Website-Icon Blog Schwangerschaft und Baby

Eltern-Burnout: Wenn einem der Alltag zu viel wird

Eltern-Burn-out
Geschätzte Lesedauer: 6 Minuten

Burnout bei Müttern und Vätern wird immer mehr zum Thema. Der Spagat zwischen Familie und Beruf wird für viele Eltern zunehmend zur Belastung und Unterstützung zu bekommen ist oft gar nicht so leicht. Die Pandemie hat zusätzlich viele an ihre Grenzen getrieben. Hier erfahrt ihr, woran ihr erkennt, dass ihr Burnout-gefährdet seid und wo ihr euch Hilfe besorgen könnt.

Vor der Waschmaschine türmt sich ein unsortierter Berg Wäsche, Geschirr stapelt sich in der Küche, überall liegt Zeug rum. – Ein Zustand, dem man oft kaum noch Herr*in werden kann. Arbeiten, Hinterherräumen, aufräumen, Streit schlichten. Ein Kollege ruft an, muss noch dringend was loswerden. Gleichzeitig versucht man, das eine Kind anzuziehen, um dann gemeinsam den anderen Wirbelwind zum Sport zu fahren. Über Mental Load berichteten wir bereit.

Es ist ein täglicher Kampf zwischen Beruf und Familie. – Ein Knochenjob, der so manche Eltern an den Rande ihrer Belastungsgrenze führt. Viele Mütter und Väter haben das Gefühl, dem Alltag mit seiner endlosen Liste an Aufgaben nicht mehr gewachsen zu sein. Müssen sich diese Eltern besser organisieren und planen? Nein. Gerade ausgebrannte Eltern haben ein hohes Maß an Organisationstalent. Das haben sie sehr lange bewiesen und sich letztendlich daran erschöpft.

Foto: Pixabay

Wir leben in einer Zeit, in der es in den meisten Fällen nicht ausreicht, dass nur ein Elternteil arbeiten geht. Es braucht häufig zwei Gehälter, um den Lebensunterhalt zu bestreiten. Laut dem Deutschen Institut für Wirtschaftsforschung (DIW) sind in circa 4,2 Millionen Familien mit Kindern bis zu zwölf Jahren beide oder der alleinerziehende Elternteil berufstätig.


Medien und Influencer:innen in sozialen Netzwerken gaukeln und aber die ganze Zeit vor, dass es total easy ist, einen Ganztagsjob und Kind unter einen Hut zu bekommen.
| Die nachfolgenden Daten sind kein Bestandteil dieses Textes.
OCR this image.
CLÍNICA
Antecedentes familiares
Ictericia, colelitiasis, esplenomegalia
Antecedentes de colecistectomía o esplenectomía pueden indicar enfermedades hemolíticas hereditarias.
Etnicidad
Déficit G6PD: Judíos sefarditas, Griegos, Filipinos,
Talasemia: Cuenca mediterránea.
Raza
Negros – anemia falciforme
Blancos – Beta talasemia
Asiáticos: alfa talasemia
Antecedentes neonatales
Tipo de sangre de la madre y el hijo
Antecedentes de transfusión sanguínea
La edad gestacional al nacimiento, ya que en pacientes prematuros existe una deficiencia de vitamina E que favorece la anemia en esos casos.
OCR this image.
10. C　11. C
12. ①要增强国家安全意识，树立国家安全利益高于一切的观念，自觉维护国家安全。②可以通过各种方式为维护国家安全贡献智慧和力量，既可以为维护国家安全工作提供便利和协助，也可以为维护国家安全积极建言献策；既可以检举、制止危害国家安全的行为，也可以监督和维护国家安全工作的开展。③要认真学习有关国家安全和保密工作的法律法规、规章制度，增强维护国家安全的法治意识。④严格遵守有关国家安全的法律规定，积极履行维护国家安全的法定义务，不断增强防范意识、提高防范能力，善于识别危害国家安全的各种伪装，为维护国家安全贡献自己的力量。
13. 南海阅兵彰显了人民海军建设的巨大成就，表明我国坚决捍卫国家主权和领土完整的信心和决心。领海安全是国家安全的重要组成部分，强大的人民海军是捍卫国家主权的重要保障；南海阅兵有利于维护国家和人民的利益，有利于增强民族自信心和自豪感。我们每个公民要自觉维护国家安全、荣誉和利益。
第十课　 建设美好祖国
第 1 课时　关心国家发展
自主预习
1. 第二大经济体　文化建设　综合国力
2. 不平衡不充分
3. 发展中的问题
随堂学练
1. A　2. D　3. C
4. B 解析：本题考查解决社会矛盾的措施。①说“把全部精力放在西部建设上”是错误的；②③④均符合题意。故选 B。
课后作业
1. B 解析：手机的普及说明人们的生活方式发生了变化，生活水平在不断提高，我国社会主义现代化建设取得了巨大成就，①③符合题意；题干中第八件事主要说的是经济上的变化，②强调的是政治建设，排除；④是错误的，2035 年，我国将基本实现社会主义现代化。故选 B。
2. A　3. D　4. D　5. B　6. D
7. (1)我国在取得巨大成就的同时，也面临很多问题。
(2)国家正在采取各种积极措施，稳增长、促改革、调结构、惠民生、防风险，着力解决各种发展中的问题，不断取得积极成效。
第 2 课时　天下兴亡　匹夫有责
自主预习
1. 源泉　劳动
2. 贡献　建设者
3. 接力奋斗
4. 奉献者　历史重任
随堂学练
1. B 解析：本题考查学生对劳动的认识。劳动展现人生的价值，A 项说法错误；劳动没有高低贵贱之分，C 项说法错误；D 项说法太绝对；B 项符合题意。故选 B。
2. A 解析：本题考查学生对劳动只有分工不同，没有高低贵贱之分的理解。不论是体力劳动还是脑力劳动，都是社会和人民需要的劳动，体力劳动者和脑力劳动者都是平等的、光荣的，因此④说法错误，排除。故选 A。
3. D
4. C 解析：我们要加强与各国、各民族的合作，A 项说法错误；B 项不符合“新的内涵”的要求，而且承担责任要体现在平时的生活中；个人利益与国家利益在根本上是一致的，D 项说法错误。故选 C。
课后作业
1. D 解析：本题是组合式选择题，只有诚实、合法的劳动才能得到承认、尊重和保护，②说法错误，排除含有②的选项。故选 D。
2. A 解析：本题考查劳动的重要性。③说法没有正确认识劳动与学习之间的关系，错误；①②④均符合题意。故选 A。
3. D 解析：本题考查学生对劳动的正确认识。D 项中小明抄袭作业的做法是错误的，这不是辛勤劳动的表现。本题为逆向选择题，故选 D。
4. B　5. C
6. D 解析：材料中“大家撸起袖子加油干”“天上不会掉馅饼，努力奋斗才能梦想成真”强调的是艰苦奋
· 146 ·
Und der Mensch neigt dazu sich zu vergleichen.
Junge und durchgestylte Muttis, die kein bisschen müde sind, erklären und wie locker flockig sie Nachwuchs und Karriere stemmen. Dabei achten sie selbstverständlich auf viel Sport, gesundes Essen und ausreichend Me-Time. Die Realität ist aber leider eine andere.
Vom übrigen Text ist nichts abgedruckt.